Namun, beruntung ketika aku iseng memasang display picture buku itu di handphone, seorang teman mengomentari bahwa buku itu bagus dan temannya mempunyai buku itu (thanks for Ci Farah :D). Aku langsung meminta ijin untuk meminjamnya tanpa pikir panjang. Beberapa hari lalu, tepatnya hampir 1 bulan sejak buku itu ada bersamaku, akhirnya aku berhasil  menyelesaikannya.

Buku itu mengisahkan tentang kehidupan dua orang Pendeta dengan latar belakang, budaya dan keyakinan yang berbeda. Pendeta pertama bernama Albert L. Lewis, beliau adalah seoranng Pendeta Yahudi. Tapi jemaatnya lebih sering memanggilnya dengan sebutan Reb atau dalam bahasa Ibrani artinya adalah rabi/guru. Heeeeem ada yang menarik ketika aku membaca dan mulai memahami kehidupan seorang Reb ini. Dan aku dapat beberapa poin yang bisa dibagikan  untuk menjadi catatan dan bahan perenungan.

Begini, Reb sejak kecil hidup menurut tradisi Yahudi, dia hafal isi Perjajian Lama dalam Alkitab, dia hafal 10 Perintah Allah, dan dia hafal semua tata cara ibadah dalam agama Yahudi. Tapi bukan hal itu yang menjadi perhatianku, melainkan bagaimna di masa hidupnya dia bisa memberi arti untuk jemaat dan orang-orang sekitarnya.

Dia terkenal sebagai rabi yang ramah, sopan, menyenangkan, dekat dengan jemaatnya, bahkan dia tidak sungkan memberi bantuan, sekedar mendengarkan cerita seorang jemaat atau bercakap-cakap dengan  orang asing di jalan. Ada kutipan perckapan menarik antara Mitch dengan Si Reb ini, berikut sepenggal dialog dalam buku itu yang aku terjemahkan menurut ingatan dan bahasaku sendiri:
Mengapa Anda melakukan semua hal itu? Apa untungnya bagimu?
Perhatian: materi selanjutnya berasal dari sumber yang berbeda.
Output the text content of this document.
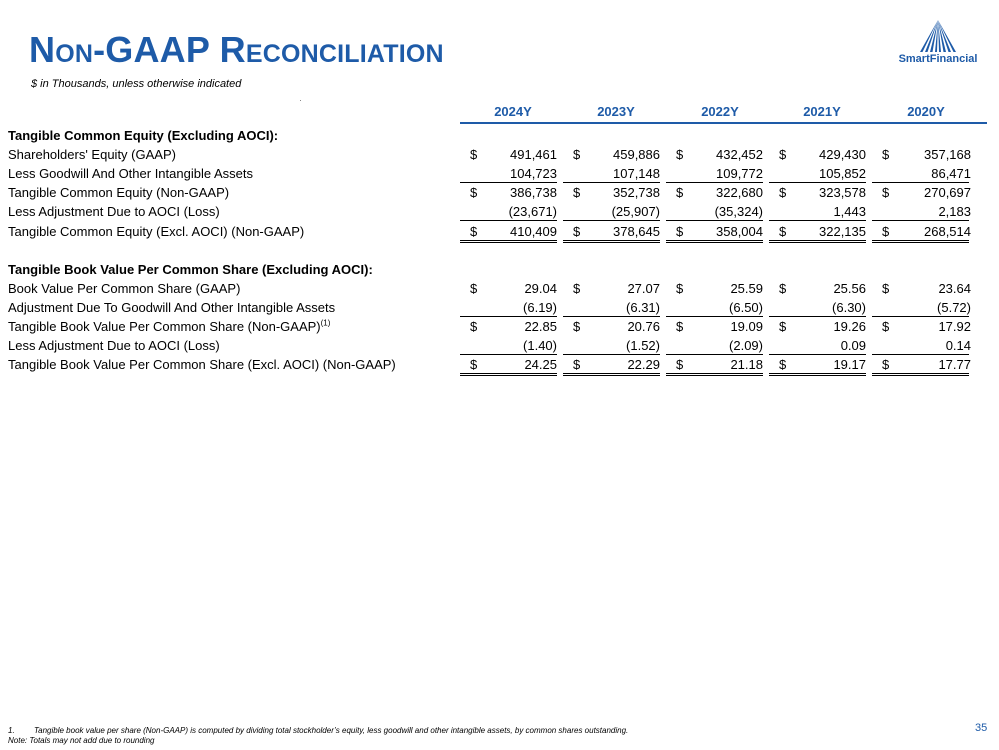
Non-GAAP Reconciliation
$ in Thousands, unless otherwise indicated
SmartFinancial
2024Y	2023Y	2022Y	2021Y	2020Y
Tangible Common Equity (Excluding AOCI):
Shareholders' Equity (GAAP)	$	491,461 $	459,886 $	432,452 $	429,430 $	357,168
Less Goodwill And Other Intangible Assets	104,723	107,148	109,772	105,852	86,471
Tangible Common Equity (Non-GAAP)	$	386,738 $	352,738 $	322,680 $	323,578 $	270,697
Less Adjustment Due to AOCI (Loss)	(23,671)	(25,907)	(35,324)	1,443	2,183
Tangible Common Equity (Excl. AOCI) (Non-GAAP)	$	410,409 $	378,645 $	358,004 $	322,135 $	268,514
Tangible Book Value Per Common Share (Excluding AOCI):
Book Value Per Common Share (GAAP)	$	29.04 $	27.07 $	25.59 $	25.56 $	23.64
Adjustment Due To Goodwill And Other Intangible Assets	(6.19)	(6.31)	(6.50)	(6.30)	(5.72)
Tangible Book Value Per Common Share (Non-GAAP)$^{(1)}$	$	22.85 $	20.76 $	19.09 $	19.26 $	17.92
Less Adjustment Due to AOCI (Loss)	(1.40)	(1.52)	(2.09)	0.09	0.14
Tangible Book Value Per Common Share (Excl. AOCI) (Non-GAAP)	$	24.25 $	22.29 $	21.18 $	19.17 $	17.77
1. Tangible book value per share (Non-GAAP) is computed by dividing total stockholder’s equity, less goodwill and other intangible assets, by common shares outstanding.
Note: Totals may not add due to rounding
35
"Aku tidak pernah berpikir tentang apa untung dan rugi, aku melakukannya karena Tuhan lebih dulu melakukan hal itu padaku."

Tapi bagaimana Anda bisa memberi waktu untuk hal sepele seperti mendengar keluhan orang, konseling, kunjungan, dll?

"Aku berusaha melakukan apa yang bisa aku lakukan dan aku mencoba untuk terus melakukannya. Aku akan sangat senang bila waktu yang aku miliki tidak terbuang sia-sia."

Ada beberapa orang yang terus menerus menghubungimu berjam-jam hanya untuk menceritakan keluhan dan kemalangannya, apakah Anda tidak berpikir itu membuang waktu Anda, sedangkan Anda bisa melakukan hal yang lebih penting?

"Aku tidak terganggu bila waktuku habis untuk mereka. Aku akan dengan sabar menunggu mereka menyelesaikan keluhannya."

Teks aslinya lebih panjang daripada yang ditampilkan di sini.